I’d need to have access to some raw data in order to properly investigate. However given I’m currently constrained by satellite internet, if you are indeed able / willing to share such, if you can reproduce the fault with a smaller streamline count before uploading it would be very much appreciated.
Indeed, it reported the same number of streamlines.
I think that the corruption of data was due to the fact that I was exceeding my quota limit in the cluster I’m using (hence it could not continue writing the file), so it has nothing to do with MRtrix. I’m testing this at the moment.

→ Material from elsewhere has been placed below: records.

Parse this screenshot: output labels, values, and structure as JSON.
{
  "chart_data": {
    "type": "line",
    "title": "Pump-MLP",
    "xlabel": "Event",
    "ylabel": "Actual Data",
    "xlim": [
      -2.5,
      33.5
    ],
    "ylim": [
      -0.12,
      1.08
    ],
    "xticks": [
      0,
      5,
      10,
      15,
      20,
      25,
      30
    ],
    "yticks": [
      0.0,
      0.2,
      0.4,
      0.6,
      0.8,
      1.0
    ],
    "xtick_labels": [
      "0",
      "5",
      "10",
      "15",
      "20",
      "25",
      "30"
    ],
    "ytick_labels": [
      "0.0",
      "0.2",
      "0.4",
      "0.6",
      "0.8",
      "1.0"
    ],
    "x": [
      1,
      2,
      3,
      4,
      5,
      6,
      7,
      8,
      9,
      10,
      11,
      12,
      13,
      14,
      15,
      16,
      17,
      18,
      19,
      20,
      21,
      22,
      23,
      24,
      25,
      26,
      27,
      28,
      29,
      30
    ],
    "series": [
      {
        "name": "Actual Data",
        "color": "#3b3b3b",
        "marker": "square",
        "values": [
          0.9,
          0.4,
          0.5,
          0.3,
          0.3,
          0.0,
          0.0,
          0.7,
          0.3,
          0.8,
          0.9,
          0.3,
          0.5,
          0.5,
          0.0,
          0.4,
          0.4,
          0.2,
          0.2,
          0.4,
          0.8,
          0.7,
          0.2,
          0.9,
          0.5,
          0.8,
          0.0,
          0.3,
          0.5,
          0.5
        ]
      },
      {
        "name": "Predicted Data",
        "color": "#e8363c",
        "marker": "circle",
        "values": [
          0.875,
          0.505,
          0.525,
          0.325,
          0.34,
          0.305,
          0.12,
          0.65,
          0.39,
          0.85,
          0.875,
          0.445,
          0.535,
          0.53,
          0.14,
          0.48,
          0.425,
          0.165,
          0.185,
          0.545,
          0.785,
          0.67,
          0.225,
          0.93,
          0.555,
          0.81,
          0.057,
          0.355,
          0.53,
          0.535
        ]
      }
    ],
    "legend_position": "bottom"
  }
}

The same issue is being encountered here. I may have come up with a reason and a possible solution.
I am running the HCP’s analysis pipeline on a set of 80 HCP-YA subjects with the same pipeline being applied to all, however, tcksift stops with the same warning for some of the subjects (1 tract is read instead of 25M). Here is the tckstats output for one of those subjects (Subject ID for a probable replication: #206222):
tckstats: [100%] Reading track file
tckstats: [WARNING] expected 25000000 tracks according to header; read 24788701
mean median std. dev. min max count
52.8172 38.7908 45.7504 2.5 249.239 24788701
Here is the tckstats output for one of the successfully SIFTed subjects (ID: 102513):
tckstats: [100%] Reading track file
mean median std. dev. min max count
56.5981 41.8272 48.3274 2.5 249.137 25000000
According to this comparison and previous posts, I guess the problem lies in the mismatch between the expected and the actual number of tracts. So, I think editing the header with the actual number of tracts may be an option to overcome this problem but I don’t know how to do it. Any ideas?
Just repeating the reminder at the head of that page that it’s intended to act as a historical reference, not as a “recommended pipeline” that is kept up-to-date and maintained.
tcksift stops with the same warning for some of the subjects (1 tract is read instead of 25M).
With the tckstats example you show, it’s only fractionally less than the intended 25M streamlines that are read, which is quite drastically different from 1. Can you confirm that this is just a matter of different subjects having been used as exemplars for the tcksift vs. tckstats warning messages? Or are tcksift and tckstats reading a different number of streamlines from the same track file?
I think editing the header with the actual number of tracts may be an option to overcome this problem but I don’t know how to do it. Any ideas?
The only problem that this manipulation would overcome would be the issuing of the warning itself regarding the mismatch (this is actually what tckgen & other commands do internally: as more streamlines are written to an output track file in batches, the “count” field in the header of the file is updated accordingly). It would not alter the number of streamlines that can actually be read by any MRtrix3 command, just their expectation of how many will be read. So if the problem is that tcksift can only read one streamline from the file, then modifying the header so that tcksift knows immediately upon reading the track file header that it can only expect to read one streamline from that file doesn’t actually fix your fundamental problem, which is the fact that only one streamline can be read, and SIFT doesn’t work too well in that scenario
Nevertheless, if you’re interested in this kind of data “hacking”, the kind of software you’re looking for are colloquially referred to as “hex editors”. This is the kind of software that a developer such as myself may well employ in trying to diagnose the origin of such a fault.